So yes, some interests can also be written-off due to catastrophic circumstances like the Covid-19 pandemic. But in most cases, the defaulters are usually rich individuals who can afford to pay back their debt, but simply do not or will not.
State-owned banks also write loans off
They take loans, they default and launder the money abroad. Bangladesh’s GDP was $9 billion in 1972. It is now $416 billion.
But the tax revenue from this large sum is not increasing. We have one of the lowest tax-GDP ratios in the world.
I will not play a blame game here. Our society, the government, the revenue collecting authorities and those who can pay taxes but do not, are all to be held responsible.
There are three different types of exchange rates in our country. The lowest exchange rate is for importers and the general populace. The second rate is for exporters, who receive cash incentives ranging from 1-20 percent.
As I have already said, https://worldpaydayloans.com/payday-loans-or/ loans can become unrecoverable due to especially hard circumstances like a pandemic, natural disaster or a global economic depression
Then there is a rate for expats who send remittances to our country as they get a 2.5 percent cash incentive. So, in some instances, launderers can just send laundered money from abroad, make their wealth appear legitimate and receive a handy cash increase in the process.
As long as such opportunities are available, defaulters and launderers will use them to increase their wealth and create problems for the rest of us. Because when borrowers default on loans and banks write those loans off, they have to increase the interest rate for other borrowers or have to decrease the interest rate for their depositors.
See, that is the problem with the media. They only focus on government organisations while ignoring the failures of private entitiesmercial banks are responsible for the most amount of loan write-offs. But the media will still focus on state owned banks.
Private banks have formed a formidable pressure group which they use to retain dividends for themselves and their owners while writing-off bad debt. The main focus should be on them.
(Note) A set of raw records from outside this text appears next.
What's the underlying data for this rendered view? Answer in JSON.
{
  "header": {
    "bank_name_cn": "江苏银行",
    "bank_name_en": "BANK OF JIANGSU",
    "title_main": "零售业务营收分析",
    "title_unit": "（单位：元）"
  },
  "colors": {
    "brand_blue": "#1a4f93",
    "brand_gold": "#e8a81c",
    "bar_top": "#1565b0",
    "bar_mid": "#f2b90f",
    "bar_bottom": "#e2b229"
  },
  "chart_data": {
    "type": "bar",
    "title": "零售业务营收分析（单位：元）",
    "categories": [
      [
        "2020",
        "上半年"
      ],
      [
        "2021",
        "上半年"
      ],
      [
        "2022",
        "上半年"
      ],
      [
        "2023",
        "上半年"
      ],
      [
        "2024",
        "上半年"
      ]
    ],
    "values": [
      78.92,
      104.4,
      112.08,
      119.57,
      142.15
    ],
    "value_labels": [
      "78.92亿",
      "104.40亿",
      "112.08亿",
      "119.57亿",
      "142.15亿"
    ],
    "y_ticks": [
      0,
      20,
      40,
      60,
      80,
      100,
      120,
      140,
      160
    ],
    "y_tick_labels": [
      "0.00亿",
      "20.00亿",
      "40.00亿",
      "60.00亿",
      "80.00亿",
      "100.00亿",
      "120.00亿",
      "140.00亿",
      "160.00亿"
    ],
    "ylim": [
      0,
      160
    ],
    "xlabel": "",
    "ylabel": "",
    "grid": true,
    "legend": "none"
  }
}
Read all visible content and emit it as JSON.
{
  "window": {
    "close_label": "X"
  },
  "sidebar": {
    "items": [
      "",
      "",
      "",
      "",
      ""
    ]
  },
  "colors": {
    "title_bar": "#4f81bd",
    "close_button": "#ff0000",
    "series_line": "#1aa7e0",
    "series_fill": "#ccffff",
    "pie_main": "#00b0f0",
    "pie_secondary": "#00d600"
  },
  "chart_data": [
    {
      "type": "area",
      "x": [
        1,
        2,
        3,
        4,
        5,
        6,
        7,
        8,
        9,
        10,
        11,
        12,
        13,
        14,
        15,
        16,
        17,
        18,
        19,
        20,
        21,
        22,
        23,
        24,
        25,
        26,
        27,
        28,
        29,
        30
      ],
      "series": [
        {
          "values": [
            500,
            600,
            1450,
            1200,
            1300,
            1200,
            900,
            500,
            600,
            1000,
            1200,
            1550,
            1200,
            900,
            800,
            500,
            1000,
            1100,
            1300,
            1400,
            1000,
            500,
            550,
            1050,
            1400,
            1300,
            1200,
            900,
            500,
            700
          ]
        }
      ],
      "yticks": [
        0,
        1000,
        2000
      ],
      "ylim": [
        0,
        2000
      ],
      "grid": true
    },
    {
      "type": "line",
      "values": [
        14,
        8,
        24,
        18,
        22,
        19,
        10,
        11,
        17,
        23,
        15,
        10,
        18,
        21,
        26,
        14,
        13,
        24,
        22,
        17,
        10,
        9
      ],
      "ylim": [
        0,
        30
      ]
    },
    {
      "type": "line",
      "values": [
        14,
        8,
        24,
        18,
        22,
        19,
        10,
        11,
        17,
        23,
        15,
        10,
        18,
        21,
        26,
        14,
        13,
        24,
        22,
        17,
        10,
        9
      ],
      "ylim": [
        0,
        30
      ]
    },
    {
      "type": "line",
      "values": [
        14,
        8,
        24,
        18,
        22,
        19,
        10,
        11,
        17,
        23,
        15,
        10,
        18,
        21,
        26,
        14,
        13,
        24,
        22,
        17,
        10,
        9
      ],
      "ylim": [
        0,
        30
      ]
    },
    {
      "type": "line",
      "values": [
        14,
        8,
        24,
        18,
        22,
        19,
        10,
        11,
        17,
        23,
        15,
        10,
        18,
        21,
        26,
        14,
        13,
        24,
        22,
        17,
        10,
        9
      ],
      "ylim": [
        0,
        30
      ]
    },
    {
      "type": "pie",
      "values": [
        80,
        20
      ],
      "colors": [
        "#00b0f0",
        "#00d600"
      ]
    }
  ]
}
Yes, it should. But that does not happen because state-owned banks are portrayed in the media as corrupt and inefficient. So, people do not have any other alternatives, even though state-owned banks provide their depositors with higher interest rates on their savings.
The government also that the interest rate from savings certificates are too high and lowered them. It created a lot of problems for lower-middle class and middle-class families, especially retired government employees and other pensioners.
This measure further limited the options available for saving for the general populace. So people have no other option than to deposit their earnings in private banks, even though they are not demonstrating good business practises.
Bangladesh Bank sometimes takes good initiatives like the cancellation of NBFI cheque books. Last year also, they demanded that the full scheduled payments are made by the borrowers to keep their loans as performing.
But the government pressurised Bangladesh Bank and then they decided that one can avoid the defaulted status by only paying 20 percent of loan instalments. So Bangladesh Bank is probably just not assertive enough; it probably does not have stubborn people like us.
From 1996, we maintained a list of large defaulters. The then governor, Lutfar Rahman Sarkar, was attacked on an open street regarding this. People of this country know about it only because it made headlines at the time. We filed cases against the biggest defaulters and even the most influential of them had to stand before the courts.